Bugün de aslında mükemmel bir eleştiri yapıyorsun kendi pencerenden...
Ama be Ahmet ne o "başlık" öyle?..imiş...
Yahu Ahmet sen özgürlükçülük sarrafı mısın?..
Beyninde "kim gerçek özgürlükçü? Kim sahte" diye karar verdiği uluslararası tıp tarafından tescillenmiş bir kıvrım mı var?..
Sen bugün karşı mahalleye "Sahte özgürlükçü" diyorsun ve senin mahallen buna inanıyor...
Yarın karşı mahalle senin mahalle için "Sahte özgürlükçü" diyecek bu kez onlar da kendi mahalle sakinlerini buna inandıracak...
Ve ne olacak?..
Külliyen hepimiz "sahte özgürlükçü" olacağız sayenizde...
Aaaahhh Ahmet ahhh...
Ertuğrul Özkök gibi sizin mahelle karşıtı birini bile hayran bırakan makalelerini yazman için ne yapsak acaba?..

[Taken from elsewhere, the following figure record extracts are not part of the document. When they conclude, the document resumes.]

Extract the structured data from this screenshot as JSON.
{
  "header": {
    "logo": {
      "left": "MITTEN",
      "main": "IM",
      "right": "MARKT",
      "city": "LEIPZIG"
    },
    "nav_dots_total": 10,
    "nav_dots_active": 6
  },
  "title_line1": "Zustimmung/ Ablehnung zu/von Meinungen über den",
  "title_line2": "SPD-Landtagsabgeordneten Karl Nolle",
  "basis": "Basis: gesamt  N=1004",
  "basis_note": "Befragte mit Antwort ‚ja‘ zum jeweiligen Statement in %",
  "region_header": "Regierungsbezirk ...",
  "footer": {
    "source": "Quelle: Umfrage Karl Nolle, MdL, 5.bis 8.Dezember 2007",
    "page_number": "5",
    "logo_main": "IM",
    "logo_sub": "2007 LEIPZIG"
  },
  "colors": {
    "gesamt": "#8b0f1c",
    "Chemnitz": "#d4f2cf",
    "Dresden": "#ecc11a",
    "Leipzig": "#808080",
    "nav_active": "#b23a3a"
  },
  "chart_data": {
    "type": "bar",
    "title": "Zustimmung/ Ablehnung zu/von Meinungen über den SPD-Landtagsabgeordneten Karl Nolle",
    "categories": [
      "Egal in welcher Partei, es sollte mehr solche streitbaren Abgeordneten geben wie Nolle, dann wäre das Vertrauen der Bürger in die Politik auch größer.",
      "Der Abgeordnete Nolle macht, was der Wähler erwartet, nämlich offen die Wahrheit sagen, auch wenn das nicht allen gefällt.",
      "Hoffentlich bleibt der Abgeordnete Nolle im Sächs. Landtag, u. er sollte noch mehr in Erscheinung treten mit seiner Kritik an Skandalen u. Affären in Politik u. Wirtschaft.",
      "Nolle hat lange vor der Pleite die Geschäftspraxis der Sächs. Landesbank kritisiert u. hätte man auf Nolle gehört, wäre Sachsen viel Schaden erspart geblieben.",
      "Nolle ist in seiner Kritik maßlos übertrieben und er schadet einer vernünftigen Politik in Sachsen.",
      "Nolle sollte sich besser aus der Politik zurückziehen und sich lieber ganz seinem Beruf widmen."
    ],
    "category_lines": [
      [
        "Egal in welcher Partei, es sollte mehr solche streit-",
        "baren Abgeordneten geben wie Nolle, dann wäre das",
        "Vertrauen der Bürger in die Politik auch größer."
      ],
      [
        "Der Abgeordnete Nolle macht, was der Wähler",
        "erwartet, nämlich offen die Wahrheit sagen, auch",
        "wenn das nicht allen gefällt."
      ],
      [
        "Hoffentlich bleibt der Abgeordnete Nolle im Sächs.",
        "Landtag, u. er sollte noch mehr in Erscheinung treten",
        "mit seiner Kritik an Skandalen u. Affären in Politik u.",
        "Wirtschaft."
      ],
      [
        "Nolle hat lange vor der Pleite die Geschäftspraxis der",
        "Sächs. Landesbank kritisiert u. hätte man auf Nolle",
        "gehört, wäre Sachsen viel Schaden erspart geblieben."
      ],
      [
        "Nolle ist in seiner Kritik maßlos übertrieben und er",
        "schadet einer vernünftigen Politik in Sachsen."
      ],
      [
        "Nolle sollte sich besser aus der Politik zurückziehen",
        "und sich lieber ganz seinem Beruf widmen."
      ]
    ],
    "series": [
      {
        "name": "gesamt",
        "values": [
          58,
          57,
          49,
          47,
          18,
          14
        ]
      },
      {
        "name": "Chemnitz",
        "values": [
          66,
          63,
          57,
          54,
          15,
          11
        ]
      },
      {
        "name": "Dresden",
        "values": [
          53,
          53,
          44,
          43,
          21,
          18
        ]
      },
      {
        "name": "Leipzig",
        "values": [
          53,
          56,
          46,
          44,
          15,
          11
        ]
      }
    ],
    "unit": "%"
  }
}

Sahte özgürlükçüler yürüyüşü...

Hepsi için demiyorum... Hayatında hiç vicdanlı olmamış, “öteki”ni anlamaya çalışmamış, merhamet nedir bilmemiş, ahlakın kıyısından bile geçmemiş, üstelik çakallıkta kimselerin eline su dökemeyeceği mebzul miktar sahtekâr vardı gazeteciler yürüyüşünde.
Ki, bir bölümünü 28 Şubat sürecinden tanıyoruz.
Lehçeleri ve çehreleri ele veriyor onları...
Utancın bile karartamadığı besili, semiz, “Beyaz Türk” suratlarından teşhis ediyoruz...
Daha kaşarları, 12 Eylül’de de renk ve görüntü vermişlerdi; “Paşam şu darbeyi iyi ki tam zamanında yaptın... Yoksa birbirimizi boğazlayacaktık” diye serenat yapmışlardı.
Kenan Evren
’in kitabını (anılarını) bulup okuyun.
Mevcudu tükenmiştir.
Kütüphaneye gidin... “Solcuymuş gibi” yapan özgürlükçü ağabeylerinizin hal-i pür melalini görün.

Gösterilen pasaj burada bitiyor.